Music Director at St. George, Albuquerque, NM
#20
Hi Basil,

I'm looking into some of your other comments. My immediate impression regarding your comment,

Whether or not to use a stavros with repeated syllables is a matter of editorial style. Yes, the editorial style employed in the Anastasimatarion does not require a stavros before repeated syllables, but the editorial style employed in the Divine Music Project does require it. Since you are composing a piece for inclusion in the latter, you ought to be consistent with that publication's editorial style.
is that, when I look at Papa Ephraim's setting of the First Eothinon Doxastikon, there is no stavros in the score:

http://www.stanthonysmonastery.org/music/Orthros/b3921_Eothinon1.pdf

Additionally, the Doxastikon of the Holy Fathers, which appears to use a variation of the same thesi, does not have a stavros.

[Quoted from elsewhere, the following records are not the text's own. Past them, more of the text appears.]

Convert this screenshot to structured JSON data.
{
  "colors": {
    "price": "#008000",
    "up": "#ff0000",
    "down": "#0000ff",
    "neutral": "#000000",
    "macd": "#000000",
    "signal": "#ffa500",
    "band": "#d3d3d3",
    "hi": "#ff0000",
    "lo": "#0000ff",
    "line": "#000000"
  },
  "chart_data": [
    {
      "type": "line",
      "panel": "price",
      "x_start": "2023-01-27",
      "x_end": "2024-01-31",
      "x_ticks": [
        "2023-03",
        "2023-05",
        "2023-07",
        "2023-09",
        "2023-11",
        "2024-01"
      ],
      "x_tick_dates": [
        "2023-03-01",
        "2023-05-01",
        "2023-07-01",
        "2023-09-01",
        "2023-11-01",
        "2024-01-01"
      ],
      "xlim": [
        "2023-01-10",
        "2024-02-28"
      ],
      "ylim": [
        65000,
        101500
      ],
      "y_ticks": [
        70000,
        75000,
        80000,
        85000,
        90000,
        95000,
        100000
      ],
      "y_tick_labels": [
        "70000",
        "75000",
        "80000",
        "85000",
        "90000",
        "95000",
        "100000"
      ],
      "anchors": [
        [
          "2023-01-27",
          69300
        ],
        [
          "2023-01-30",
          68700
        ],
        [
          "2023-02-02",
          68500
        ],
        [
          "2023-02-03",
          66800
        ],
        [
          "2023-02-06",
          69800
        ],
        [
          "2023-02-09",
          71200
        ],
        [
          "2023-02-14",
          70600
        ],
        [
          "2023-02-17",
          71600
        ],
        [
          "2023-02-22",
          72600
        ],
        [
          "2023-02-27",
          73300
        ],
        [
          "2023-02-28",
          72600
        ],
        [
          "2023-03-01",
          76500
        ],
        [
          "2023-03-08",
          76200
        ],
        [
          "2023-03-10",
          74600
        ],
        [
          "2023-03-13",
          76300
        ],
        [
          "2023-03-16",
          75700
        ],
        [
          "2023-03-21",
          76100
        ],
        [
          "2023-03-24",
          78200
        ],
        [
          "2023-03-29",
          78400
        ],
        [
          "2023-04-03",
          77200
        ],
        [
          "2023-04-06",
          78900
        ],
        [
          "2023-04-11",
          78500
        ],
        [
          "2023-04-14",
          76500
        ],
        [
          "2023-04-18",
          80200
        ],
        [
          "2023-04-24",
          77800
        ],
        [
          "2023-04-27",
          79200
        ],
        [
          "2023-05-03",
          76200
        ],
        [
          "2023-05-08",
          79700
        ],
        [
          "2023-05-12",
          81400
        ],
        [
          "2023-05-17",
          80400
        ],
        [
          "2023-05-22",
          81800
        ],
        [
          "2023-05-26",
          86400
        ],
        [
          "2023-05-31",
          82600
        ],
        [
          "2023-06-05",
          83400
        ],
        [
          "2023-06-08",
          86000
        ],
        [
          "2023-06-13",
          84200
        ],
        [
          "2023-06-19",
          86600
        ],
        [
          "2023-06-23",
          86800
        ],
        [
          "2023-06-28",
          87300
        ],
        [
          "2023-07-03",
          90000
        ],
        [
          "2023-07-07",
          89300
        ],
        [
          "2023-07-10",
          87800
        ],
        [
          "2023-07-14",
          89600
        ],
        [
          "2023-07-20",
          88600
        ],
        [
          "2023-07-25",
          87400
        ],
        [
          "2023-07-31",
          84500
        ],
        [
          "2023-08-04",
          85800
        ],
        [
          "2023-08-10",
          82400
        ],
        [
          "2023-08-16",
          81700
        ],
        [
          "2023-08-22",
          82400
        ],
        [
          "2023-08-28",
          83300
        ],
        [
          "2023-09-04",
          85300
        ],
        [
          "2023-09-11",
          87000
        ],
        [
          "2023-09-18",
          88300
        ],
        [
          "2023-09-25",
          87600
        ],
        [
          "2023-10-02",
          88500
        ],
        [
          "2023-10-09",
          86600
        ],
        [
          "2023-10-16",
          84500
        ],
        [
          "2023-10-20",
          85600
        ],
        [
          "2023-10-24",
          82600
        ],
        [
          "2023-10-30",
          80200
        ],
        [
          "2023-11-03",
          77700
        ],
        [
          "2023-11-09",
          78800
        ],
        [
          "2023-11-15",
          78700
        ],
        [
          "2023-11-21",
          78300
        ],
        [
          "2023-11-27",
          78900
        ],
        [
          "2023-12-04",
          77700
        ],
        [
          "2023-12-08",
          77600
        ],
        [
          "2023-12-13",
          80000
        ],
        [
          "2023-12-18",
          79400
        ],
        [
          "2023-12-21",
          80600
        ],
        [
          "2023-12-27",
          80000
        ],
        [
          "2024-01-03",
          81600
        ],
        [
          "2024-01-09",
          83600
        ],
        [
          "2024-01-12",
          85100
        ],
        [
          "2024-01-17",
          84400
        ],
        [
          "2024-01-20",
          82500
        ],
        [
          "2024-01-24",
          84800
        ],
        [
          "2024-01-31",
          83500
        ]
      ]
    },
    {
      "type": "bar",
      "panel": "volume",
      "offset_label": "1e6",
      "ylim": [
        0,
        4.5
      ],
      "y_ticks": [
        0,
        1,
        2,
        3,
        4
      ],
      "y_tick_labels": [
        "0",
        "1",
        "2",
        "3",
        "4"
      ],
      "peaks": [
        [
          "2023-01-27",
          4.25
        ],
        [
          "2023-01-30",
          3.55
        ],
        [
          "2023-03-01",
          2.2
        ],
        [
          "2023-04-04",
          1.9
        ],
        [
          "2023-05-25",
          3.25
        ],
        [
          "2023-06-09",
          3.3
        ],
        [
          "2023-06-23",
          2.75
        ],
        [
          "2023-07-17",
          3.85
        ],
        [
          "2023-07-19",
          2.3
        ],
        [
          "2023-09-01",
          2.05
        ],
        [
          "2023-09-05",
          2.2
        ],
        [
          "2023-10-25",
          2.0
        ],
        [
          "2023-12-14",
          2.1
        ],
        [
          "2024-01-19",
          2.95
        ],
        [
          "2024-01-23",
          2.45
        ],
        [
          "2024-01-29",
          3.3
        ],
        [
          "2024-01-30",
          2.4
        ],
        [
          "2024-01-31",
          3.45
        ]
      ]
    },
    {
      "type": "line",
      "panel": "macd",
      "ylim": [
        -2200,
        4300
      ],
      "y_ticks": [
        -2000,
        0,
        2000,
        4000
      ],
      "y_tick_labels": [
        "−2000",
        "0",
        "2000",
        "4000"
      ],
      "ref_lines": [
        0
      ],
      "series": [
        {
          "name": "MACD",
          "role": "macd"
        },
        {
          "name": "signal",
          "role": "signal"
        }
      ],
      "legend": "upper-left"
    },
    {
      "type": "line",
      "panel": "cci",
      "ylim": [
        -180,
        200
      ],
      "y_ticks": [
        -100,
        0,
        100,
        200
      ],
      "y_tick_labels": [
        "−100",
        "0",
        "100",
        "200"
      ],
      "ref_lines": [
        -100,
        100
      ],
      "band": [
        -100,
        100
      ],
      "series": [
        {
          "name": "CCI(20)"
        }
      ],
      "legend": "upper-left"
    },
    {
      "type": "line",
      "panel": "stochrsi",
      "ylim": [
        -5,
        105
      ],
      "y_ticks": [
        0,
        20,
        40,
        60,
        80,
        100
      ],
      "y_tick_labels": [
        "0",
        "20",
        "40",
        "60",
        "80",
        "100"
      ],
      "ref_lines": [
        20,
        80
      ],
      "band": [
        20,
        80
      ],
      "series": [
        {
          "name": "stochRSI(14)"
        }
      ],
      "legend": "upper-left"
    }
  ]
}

http://www.stanthonysmonastery.org/music/Menaion/b5111.pdf

Also, regarding the use of the old sticheraric third mode thesi in plagal first, attached is the piece Phokaeus is referring to.

I don't understand what you mean by "may." I've provided you with a reason as to why you should use the oligon instead of the kentemata, and you haven't responded to me. You ought to either refute my argument or make the change.
My response would be that it is included in the Anastasimatarion this way, and that Papa Ephraim (who wrote the orthrography rules article) continues to include that particular thesi in the original form (for instance, in his adaptation of Εν τη Ερυθρά, "In the Red Sea", which I am sure you are familiar with.)